Com o lançamento oficial do SQL Server 2014, estou trabalhando em uma surpresa. Fiquem ligado!

Comments (6)

  1. Flávio H. de Carvalho disse:

    Olá Fabrício, concordo com a visão de que deve sim existir um banco de dados relacional para favorecer alguns tipos de arquiteturas de sistemas e os legados insubstituíveis. Acho que a Microsoft já devia ter seu NoSQL nesta versão do SQL Server, caso não tenha!
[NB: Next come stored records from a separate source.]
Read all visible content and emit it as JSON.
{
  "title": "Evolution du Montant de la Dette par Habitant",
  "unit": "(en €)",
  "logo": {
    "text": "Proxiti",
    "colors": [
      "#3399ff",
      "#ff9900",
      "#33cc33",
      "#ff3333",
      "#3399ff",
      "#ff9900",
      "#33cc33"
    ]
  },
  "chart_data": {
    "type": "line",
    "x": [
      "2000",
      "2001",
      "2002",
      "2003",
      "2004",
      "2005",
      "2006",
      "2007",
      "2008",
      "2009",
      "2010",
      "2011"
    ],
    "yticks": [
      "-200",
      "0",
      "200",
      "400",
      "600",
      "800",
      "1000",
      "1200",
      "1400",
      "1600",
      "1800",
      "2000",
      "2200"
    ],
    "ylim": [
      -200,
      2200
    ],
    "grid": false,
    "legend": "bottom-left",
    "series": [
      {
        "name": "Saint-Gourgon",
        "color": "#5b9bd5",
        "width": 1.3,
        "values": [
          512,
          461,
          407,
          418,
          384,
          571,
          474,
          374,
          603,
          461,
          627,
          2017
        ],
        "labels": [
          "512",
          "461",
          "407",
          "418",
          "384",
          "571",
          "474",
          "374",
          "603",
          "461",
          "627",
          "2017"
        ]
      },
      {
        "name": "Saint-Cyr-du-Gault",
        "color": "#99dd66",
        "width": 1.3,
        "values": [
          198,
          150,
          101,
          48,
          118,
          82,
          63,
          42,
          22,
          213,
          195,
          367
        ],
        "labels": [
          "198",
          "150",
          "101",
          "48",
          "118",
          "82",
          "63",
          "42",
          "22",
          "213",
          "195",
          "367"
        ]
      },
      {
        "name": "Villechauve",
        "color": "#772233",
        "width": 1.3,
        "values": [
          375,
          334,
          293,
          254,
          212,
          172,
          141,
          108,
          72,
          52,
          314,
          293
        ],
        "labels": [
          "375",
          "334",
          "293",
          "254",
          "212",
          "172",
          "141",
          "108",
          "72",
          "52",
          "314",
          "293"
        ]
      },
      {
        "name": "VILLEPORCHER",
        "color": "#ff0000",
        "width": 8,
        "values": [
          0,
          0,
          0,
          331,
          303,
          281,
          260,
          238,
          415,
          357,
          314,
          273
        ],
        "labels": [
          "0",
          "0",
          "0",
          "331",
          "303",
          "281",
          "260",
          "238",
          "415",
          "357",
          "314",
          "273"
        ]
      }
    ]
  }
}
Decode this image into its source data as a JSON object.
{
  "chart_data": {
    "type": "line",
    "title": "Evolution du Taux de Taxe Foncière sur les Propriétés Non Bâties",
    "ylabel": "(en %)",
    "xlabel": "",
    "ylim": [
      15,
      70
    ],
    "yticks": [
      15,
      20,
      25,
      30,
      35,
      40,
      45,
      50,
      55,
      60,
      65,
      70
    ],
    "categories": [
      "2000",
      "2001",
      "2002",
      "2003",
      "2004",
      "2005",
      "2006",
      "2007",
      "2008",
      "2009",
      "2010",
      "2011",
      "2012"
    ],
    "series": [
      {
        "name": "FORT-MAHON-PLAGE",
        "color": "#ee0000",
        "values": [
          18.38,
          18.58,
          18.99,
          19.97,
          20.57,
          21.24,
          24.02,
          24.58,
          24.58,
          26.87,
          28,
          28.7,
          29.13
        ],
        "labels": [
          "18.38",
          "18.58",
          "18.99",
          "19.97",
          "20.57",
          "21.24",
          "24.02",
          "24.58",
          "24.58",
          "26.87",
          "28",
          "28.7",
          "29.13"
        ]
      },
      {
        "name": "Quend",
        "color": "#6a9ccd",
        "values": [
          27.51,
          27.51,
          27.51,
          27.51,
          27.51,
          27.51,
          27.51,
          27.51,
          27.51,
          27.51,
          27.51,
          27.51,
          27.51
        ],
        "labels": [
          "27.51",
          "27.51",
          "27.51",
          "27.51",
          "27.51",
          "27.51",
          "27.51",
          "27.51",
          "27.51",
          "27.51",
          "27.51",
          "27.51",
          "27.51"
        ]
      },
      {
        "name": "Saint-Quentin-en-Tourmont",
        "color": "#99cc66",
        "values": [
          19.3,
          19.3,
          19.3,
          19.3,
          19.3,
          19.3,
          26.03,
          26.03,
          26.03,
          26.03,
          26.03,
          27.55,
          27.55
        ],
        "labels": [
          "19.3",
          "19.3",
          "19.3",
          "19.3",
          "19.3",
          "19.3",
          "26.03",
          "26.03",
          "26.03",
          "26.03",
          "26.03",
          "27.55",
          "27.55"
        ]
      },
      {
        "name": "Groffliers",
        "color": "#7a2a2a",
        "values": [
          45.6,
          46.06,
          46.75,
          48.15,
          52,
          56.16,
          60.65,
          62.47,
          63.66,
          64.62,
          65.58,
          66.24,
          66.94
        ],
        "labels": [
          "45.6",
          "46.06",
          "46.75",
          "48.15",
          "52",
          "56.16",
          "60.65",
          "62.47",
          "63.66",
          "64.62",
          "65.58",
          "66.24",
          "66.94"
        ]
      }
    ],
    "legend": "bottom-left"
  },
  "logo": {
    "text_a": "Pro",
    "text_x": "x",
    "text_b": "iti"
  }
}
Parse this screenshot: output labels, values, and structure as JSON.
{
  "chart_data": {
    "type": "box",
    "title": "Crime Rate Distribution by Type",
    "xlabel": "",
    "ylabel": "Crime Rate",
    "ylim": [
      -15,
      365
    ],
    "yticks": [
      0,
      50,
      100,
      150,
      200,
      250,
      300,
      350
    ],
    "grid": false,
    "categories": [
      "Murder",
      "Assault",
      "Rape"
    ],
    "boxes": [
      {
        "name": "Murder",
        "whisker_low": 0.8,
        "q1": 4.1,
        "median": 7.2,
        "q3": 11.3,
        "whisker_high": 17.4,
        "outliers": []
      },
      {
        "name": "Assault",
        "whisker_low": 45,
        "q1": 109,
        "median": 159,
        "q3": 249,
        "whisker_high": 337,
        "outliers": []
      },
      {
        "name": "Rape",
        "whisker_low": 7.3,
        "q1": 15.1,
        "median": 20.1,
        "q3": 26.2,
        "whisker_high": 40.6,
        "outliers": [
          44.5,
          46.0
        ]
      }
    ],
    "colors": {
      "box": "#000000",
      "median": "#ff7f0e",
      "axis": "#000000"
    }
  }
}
  2. Oi Flavio! Há alguns anos começou o projeto Velocity, que seria a versão NoSQL do SQL Server. Ele utilizaria a interface REST para permitir as operações CRUD de dados. A arquitetura do produto era distribuída e permitia utilizar redundância e distribuição de carga. Hoje ele se tornou o AppFabric (migrou da família SQL) e se juntou ao Azure. Por isso, frequentemente quando as pessoas perguntam sobre a implementação Microsoft do NoSQL, apontamos para o caminho do Azure Tables.

    Esse é um assunto bem extenso e dá para ficar falando por um bom tempo! O que mais você acha que falta no SQL Server?

    Abraços, Fabricio

  3. Leonardo Pedroso Costa disse:

    Fabricio,

    hoje sinto falta do índice bitmap no sql server para tratamento de colunas com baixa cardinalidade. Tem alguma nesse sentido vindo por aí?

  4. Oi Leonardo,

    SQL Server utiliza bitmap filters, que são índices bitmap criados em tempo de execução, para realizar as operações de HASH da tabela Fato com as tabelas de Dimensão. Entretanto, não existe uma forma de armazenar essa informação em disco – o que seria o índice bitmap.

    A partir do SQL 2012 (e melhorado no SQL 2014), existe o novo recurso de ColumnStore. Esse recurso permite armazenar as tabelas de baixa cardinalidade com alta eficiência, usando uma combinação de dicionário, run-length-encoding e compactação. O truque é representar a informação em colunas ao invés de linhas, estratégia similar adotada no Sybase IQ por exemplo.

    Como nunca tivemos o recurso de bitmap index no SQL, não consigo comparar qual deles é melhor. Entretanto, acredito muito nessa tecnologia como uma alternativa. Tem um link que pode esclarecer melhor o funcionamento interno.

    rusanu.com/…/inside-the-sql-server-2012-columnstore-indexes

    Obrigado pela sua dúvida e mande outras perguntas se minha explicação não ficou clara.

    Abraços, Fabricio

  5. Leonardo Pedroso disse:

    Bacana Catae,

    nesse ponto: "Esse recurso permite armazenar as tabelas de baixa cardinalidade com alta eficiência" você já sanou minha dúvida.

    Vou analisar a utilidade dele em tabelas de produção cujos dados sofrem operações DML (versão 2014) e ver se em tabelas transientes o ganho é o mesmo que em tabelas de B.I.

    Abração, e muito obrigado.

  6. Otimo!! Mande feedback sobre a feature.